The grip matters in rowing just as in in tennis, golf, and hockey. What happens to your control when you hold the handle away from the end? And how much power do you have when you only use one hand? How smooth is your action when your grip is too tight? Just as your ball was sliced or hooked or merely dribbled when you wanted it to fly so to is it with rowing and a poor grip. We miss our connection with the water, send the boat and blades in the wrong direction and change the way our bodies move.
When an athlete learns to grip the oar well then they are able to manipulate and control it properly. The catch can become better because the hands are in good control of the blade and can now time the entry correctly. The finish can be more efficient because the pressure can be kept on for longer and be more cleanly released.
A blade with a clean finish can impart more acceleration to the boat and the balance is liable to be better because the hull is not disturbed by the extraction.
After time spent improving the grip you can expect the blade work in general to be neater and more effective and it is often a good idea to move on from a grip focus to one on the turning points of the stroke.
Try hanging off a chin-up bar with both hands – not just for a second or two but for as long as you can. What do you notice about your grip? Where is your thumb? What about the palms of your hands – are they touching the bar? What shape is your wrist? Where do you feel the pressure on your fingers?
A bad grip imposes costs on the athlete. A too loose or too tight grip reduces the maximum power that can be transferred from the legs, body and arms through the hands to the handle.
Bent wrists, hands, especially outside hands, slipping off the handle at catch or finish also diminish the power transferred.
Bad grip also exposes rowers to higher risks of injury. The various forms of overuse injury in the wrist, tenosynovitis and others are often caused by grip and feathering technique that requires an exaggerated movement to rotate the oar.
During the drive we hang off the handle as we would hang off a chin-up bar. The handle is loosely held with the fingers wrapped around so that the second knuckles are in front. The thumbs are underneath and the handle is held so that there is space between the webbing of the thumb and the handle. Both wrists are flat.

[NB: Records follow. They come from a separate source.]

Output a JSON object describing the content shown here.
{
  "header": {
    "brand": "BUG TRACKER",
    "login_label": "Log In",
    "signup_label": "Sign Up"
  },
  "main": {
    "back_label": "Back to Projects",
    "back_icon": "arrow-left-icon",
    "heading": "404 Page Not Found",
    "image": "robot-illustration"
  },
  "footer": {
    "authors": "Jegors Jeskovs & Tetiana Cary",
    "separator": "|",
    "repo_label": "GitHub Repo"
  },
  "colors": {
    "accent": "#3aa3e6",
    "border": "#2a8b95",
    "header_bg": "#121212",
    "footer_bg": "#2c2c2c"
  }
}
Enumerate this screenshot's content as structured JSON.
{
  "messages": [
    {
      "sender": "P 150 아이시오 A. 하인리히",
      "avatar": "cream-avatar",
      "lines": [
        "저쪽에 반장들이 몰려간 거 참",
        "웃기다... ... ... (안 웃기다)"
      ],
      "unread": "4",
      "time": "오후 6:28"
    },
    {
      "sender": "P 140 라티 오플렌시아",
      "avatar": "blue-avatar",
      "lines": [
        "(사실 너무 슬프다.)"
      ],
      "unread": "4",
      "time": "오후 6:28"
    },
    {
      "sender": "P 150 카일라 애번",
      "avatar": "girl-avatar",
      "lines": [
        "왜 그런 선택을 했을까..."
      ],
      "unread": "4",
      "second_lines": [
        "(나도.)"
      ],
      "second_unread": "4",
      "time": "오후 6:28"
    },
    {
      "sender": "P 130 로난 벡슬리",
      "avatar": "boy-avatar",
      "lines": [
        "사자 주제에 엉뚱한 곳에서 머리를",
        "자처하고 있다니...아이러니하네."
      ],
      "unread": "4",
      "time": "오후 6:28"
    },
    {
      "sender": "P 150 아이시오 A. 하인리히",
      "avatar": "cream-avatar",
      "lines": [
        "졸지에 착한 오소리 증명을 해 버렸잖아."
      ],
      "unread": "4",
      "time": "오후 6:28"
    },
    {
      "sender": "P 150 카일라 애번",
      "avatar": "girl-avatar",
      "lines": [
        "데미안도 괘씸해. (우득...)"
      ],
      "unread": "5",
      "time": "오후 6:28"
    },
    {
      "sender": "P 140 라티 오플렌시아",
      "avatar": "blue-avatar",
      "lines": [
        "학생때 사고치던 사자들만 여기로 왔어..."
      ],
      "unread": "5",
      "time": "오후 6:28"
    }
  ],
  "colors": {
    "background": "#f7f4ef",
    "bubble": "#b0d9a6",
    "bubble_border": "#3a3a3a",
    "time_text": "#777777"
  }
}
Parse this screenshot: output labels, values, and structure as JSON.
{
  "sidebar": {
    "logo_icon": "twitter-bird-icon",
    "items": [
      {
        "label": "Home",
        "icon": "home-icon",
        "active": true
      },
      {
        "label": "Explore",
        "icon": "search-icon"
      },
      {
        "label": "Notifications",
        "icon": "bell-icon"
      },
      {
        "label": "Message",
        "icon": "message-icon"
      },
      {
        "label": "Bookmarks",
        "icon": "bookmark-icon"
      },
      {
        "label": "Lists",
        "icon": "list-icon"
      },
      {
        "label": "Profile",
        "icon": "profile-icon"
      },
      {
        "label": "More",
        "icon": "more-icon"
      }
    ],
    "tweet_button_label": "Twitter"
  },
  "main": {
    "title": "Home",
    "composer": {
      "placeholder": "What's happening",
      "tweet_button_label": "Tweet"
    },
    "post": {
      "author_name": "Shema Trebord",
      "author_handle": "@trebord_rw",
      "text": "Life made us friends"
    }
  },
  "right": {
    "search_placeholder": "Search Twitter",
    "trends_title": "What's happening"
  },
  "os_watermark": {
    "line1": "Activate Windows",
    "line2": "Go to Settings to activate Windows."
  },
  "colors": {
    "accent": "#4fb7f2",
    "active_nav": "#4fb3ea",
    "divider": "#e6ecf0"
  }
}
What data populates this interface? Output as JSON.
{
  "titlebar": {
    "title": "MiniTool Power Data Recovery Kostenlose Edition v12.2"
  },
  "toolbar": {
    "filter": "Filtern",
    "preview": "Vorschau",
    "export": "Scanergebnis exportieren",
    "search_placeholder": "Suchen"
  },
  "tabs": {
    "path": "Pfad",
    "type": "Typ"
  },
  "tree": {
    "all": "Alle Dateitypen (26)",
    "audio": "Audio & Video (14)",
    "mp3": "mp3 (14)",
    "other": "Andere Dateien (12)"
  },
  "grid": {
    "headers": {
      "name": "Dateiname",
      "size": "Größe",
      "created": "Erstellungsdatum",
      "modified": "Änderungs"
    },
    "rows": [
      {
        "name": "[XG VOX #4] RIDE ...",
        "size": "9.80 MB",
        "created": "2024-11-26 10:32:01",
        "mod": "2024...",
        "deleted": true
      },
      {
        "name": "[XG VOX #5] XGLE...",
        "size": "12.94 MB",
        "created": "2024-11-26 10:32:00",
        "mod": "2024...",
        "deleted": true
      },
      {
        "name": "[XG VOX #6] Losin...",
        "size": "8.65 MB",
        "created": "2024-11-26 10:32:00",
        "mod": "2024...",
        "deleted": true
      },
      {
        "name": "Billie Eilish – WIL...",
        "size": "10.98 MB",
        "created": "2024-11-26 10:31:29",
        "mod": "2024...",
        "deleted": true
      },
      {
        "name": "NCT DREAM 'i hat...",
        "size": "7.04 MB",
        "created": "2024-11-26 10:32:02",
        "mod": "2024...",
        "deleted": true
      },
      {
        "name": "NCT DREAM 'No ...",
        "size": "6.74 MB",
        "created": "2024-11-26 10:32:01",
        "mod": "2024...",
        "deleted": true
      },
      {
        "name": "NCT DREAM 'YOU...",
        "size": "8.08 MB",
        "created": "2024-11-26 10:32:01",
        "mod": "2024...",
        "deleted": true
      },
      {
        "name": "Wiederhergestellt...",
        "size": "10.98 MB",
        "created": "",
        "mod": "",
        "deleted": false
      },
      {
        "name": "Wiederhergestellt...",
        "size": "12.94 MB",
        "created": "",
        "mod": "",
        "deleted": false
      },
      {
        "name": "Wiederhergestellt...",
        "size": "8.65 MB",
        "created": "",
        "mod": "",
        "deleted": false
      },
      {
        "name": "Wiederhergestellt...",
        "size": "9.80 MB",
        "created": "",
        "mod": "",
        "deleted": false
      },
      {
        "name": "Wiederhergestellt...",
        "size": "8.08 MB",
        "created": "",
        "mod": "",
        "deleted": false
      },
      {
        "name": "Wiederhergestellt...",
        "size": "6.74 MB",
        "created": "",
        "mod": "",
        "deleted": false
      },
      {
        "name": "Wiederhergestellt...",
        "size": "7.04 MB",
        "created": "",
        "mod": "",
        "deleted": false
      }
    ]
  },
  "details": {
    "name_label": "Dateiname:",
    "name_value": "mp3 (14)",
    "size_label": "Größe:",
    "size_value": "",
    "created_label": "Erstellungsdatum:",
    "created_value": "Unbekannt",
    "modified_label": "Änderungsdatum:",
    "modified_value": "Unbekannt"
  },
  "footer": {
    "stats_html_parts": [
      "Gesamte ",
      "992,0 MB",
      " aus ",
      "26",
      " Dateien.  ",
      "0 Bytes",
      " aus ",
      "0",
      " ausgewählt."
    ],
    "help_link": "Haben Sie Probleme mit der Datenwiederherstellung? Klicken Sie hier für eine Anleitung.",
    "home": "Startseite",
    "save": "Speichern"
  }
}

The outside hand has a static grip. The wrist stays flat and the fingers stay still. In effect the grip is a hook, and the handle is free to rotate in this hook when the blade is free of the water and there is no pressure being applied.
To find your correct grip place your hands on the oar grip with the outside hand at the end of the oar. Open your thumbs out between your hands. Move your inside hand toward your outside hand and where they just touch is where you should place your hands. To find your oar height for proper rowing sit at the finish, blade square and buried your outside wrist should be just outside of and alongside the first rib.